Where Does Functional Mobility Take Place?

So where does functional mobility happen? Basically, anywhere a person can move about can be considered functional mobility. The three main areas of functional mobility that your physical therapist may evaluate include bed mobility, transfers, and ambulation.

  • Bed Mobility. Bed mobility describes your ability to move around in bed. This includes activities like scooting, rolling or moving from lying to sitting and sitting to lying. Depending on your condition or illness, your ability to move around in bed may be limited and you may require assistance to move.
  • Transfers. Transfer refers to the act of moving from one surface to another. You may need assistance when moving from a bed to a chair or when moving from one chair to another.
  • Ambulation. Your ability to walk is referred to as ambulation. When the body is weakened due to illness or injury, walking may be impaired and you may require assistance from another person or an assistive device, such as a cane, to walk. Your physical therapist may also perform a gait evaluation to analyze the way you walk and to provide strategies to improve ambulation.

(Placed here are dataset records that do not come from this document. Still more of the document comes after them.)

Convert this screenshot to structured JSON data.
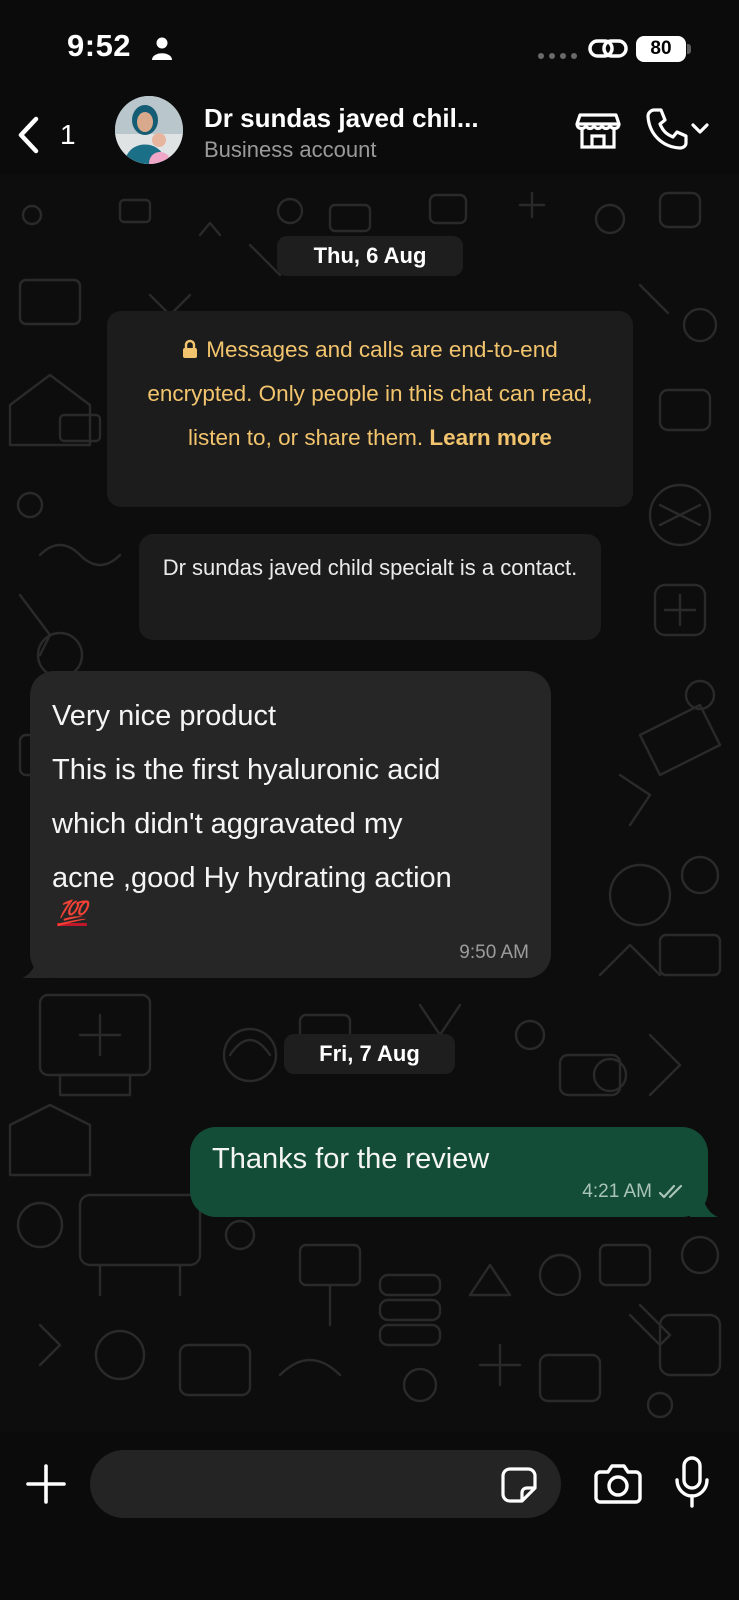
{
  "status_bar": {
    "time": "9:52",
    "battery": "80"
  },
  "header": {
    "back_count": "1",
    "contact_name": "Dr sundas javed chil...",
    "subtitle": "Business account"
  },
  "chat": {
    "date_1": "Thu, 6 Aug",
    "encryption": {
      "text": "Messages and calls are end-to-end encrypted. Only people in this chat can read, listen to, or share them.",
      "link": "Learn more"
    },
    "contact_notice": "Dr sundas javed child specialt is a contact.",
    "incoming": {
      "lines": [
        "Very nice product",
        "This is the first hyaluronic acid",
        "which didn't aggravated my",
        "acne ,good Hy hydrating action"
      ],
      "emoji": "💯",
      "time": "9:50 AM"
    },
    "date_2": "Fri, 7 Aug",
    "outgoing": {
      "text": "Thanks for the review",
      "time": "4:21 AM"
    }
  },
  "composer": {
    "value": "",
    "placeholder": ""
  },
  "colors": {
    "background": "#0b0b0b",
    "incoming_bubble": "#262626",
    "outgoing_bubble": "#134d37",
    "encryption_text": "#f2c46d"
  },
  "icons": [
    "person-icon",
    "link-icon",
    "back-chevron-icon",
    "store-icon",
    "phone-icon",
    "chevron-down-icon",
    "lock-icon",
    "double-check-icon",
    "plus-icon",
    "sticker-icon",
    "camera-icon",
    "microphone-icon"
  ]
}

    What are the Different Levels of Assistance?

    Depending on the severity of your injury, you may need varying levels of assistance to help with functional mobility. Your physical therapist may need to help you when moving around in bed, when sitting or when walking. He or she may also help educate a family member or friend on how to provide assistance with functional mobility. The various levels of assistance that can be provided are described below.

    • Dependent: During dependent mobility, you are unable to help at all. Your physical therapist - or another healthcare provider - will do all of the work.
    • Maximal Assist: Maximal assist means that the physical therapist performs about 75% of the work during mobility and you are perform 25%.
    • Moderate Assist: Moderate assist is a level of assist where you perform about 50% of the work necessary to move and the physical therapist performs about 50% as well.
    • Minimal Assist: Minimal assist means that you perform 75% of the work to move and the physical therapist provides about 25% of the work.
    • Contact Guard Assist: With contact guard assist, the physical therapist needs to merely have one or two hands on your body, but provides no other assistance to perform the functional task. The contact is made to help steady your body or help with balance.
    • Stand-by Assist: During stand-by assist, the physical therapist does not touch you or provide any assistance, but he or she may need to be close by for safety in case you lose your balance or need help to maintain safety during the task being performed.
    • Independent: This situation is one that every physical therapist hopes their patients achieve. This means that you can perform the functional task with no help and you are safe during the task.

    Functional mobility may become impaired when you suffer injury or illness. Muscles may become weak, balance may be impaired, or muscular spasm and pain may limit your ability to move. By understanding various levels of assistance, you can help improve your mobility and functional independence.